President Barack Obama will get a chance after his historic address to the Cuban people Tuesday to sit back and enjoy America’s national pastime. The Tampa Bay Rays will take on the Cuban national team in an exhibition match in Havana as part of the presidential trip, which aims to reopen and normalize relations between the two neighbors.

Approximately 55,000 people are expected to fill the Estadio Latinoamericano to watch the game. Coverage begins at 1:30 p.m. EDT, with the first pitch expected at 2 p.m. Pregame ceremonies are available online for free here, as well as part of the first inning. The rest of the game is available online by subscription through, and live coverage of the full event is also available through ESPN. The game also will be broadcast on radio, with local station listings here.

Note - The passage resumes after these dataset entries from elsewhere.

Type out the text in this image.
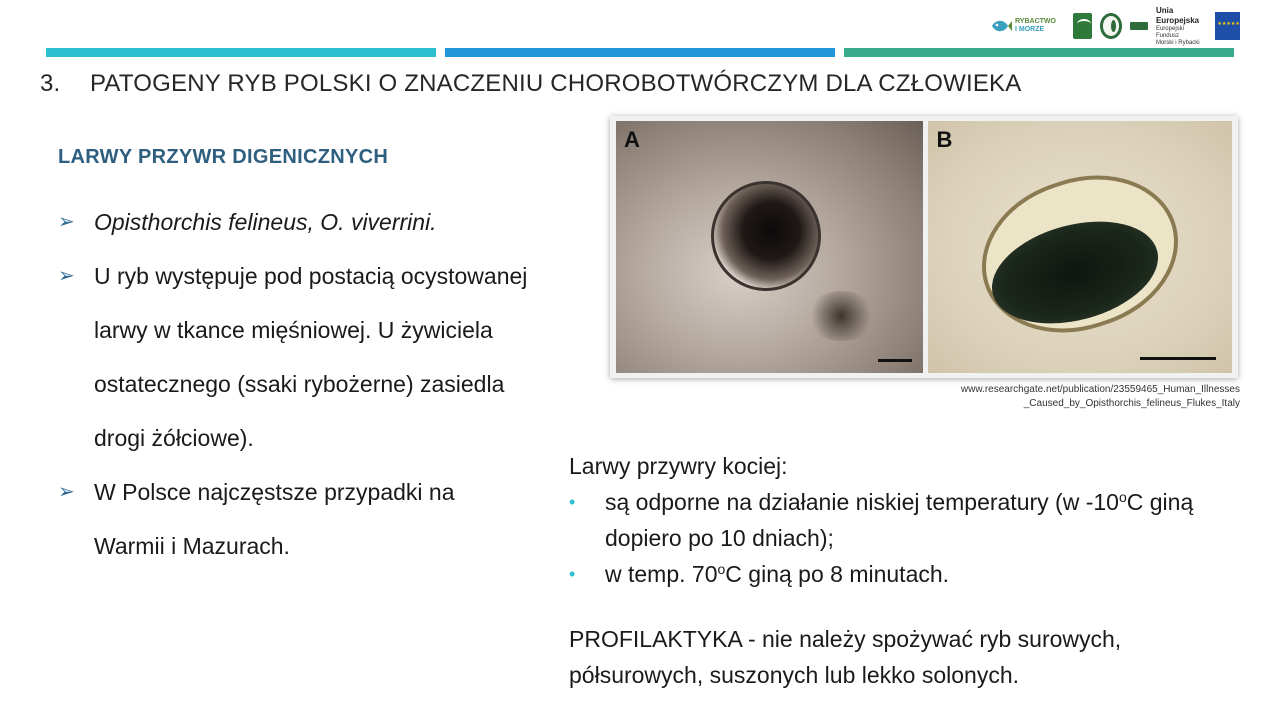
RYBACTWO
I MORZE
Unia Europejska
Europejski Fundusz
Morski i Rybacki
★★★★★
3. PATOGENY RYB POLSKI O ZNACZENIU CHOROBOTWÓRCZYM DLA CZŁOWIEKA
LARWY PRZYWR DIGENICZNYCH
➢ Opisthorchis felineus, O. viverrini.
➢ U ryb występuje pod postacią ocystowanej larwy w tkance mięśniowej. U żywiciela ostatecznego (ssaki rybożerne) zasiedla drogi żółciowe).
➢ W Polsce najczęstsze przypadki na Warmii i Mazurach.
A	B
www.researchgate.net/publication/23559465_Human_Illnesses
_Caused_by_Opisthorchis_felineus_Flukes_Italy
Larwy przywry kociej:
• są odporne na działanie niskiej temperatury (w -10$^o$C giną dopiero po 10 dniach);
• w temp. 70$^o$C giną po 8 minutach.
PROFILAKTYKA - nie należy spożywać ryb surowych, półsurowych, suszonych lub lekko solonych.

The game is full of symbolism and family history, with former Rays player Eduardo Perez working as a broadcaster for the event. Perez’s father, Tony, was born in Cuba. Current Rays outfielder Dayron Varona and his mother fled Cuba traveling nearly 12 hours by boat in order for him to follow his dream of playing Major League Baseball.

Obama will be watching the game along with Baseball Commissioner Rob Manfred and famous current and former players, including Joe Torre, Derek Jeter, Luis Tiant and Jose Cardenal. Along with American businesses, MLB has started working with the Cuban government to find a way to bring players to the U.S. and ease current rules. There are currently 18 Cubans playing in the majors, making the island nation the third-most represented foreign country, following the Dominican Republic and Venezuela.

The last time MLB played an exhibition game in Cuba was in March 1999, when the Baltimore Orioles took on the Cuban national team. The game went 11 innings with Baltimore wining 3-2. A few months later in May 1999, the Cuban team traveled to the U.S. and ended up defeating the Orioles 12-6, ESPN reported.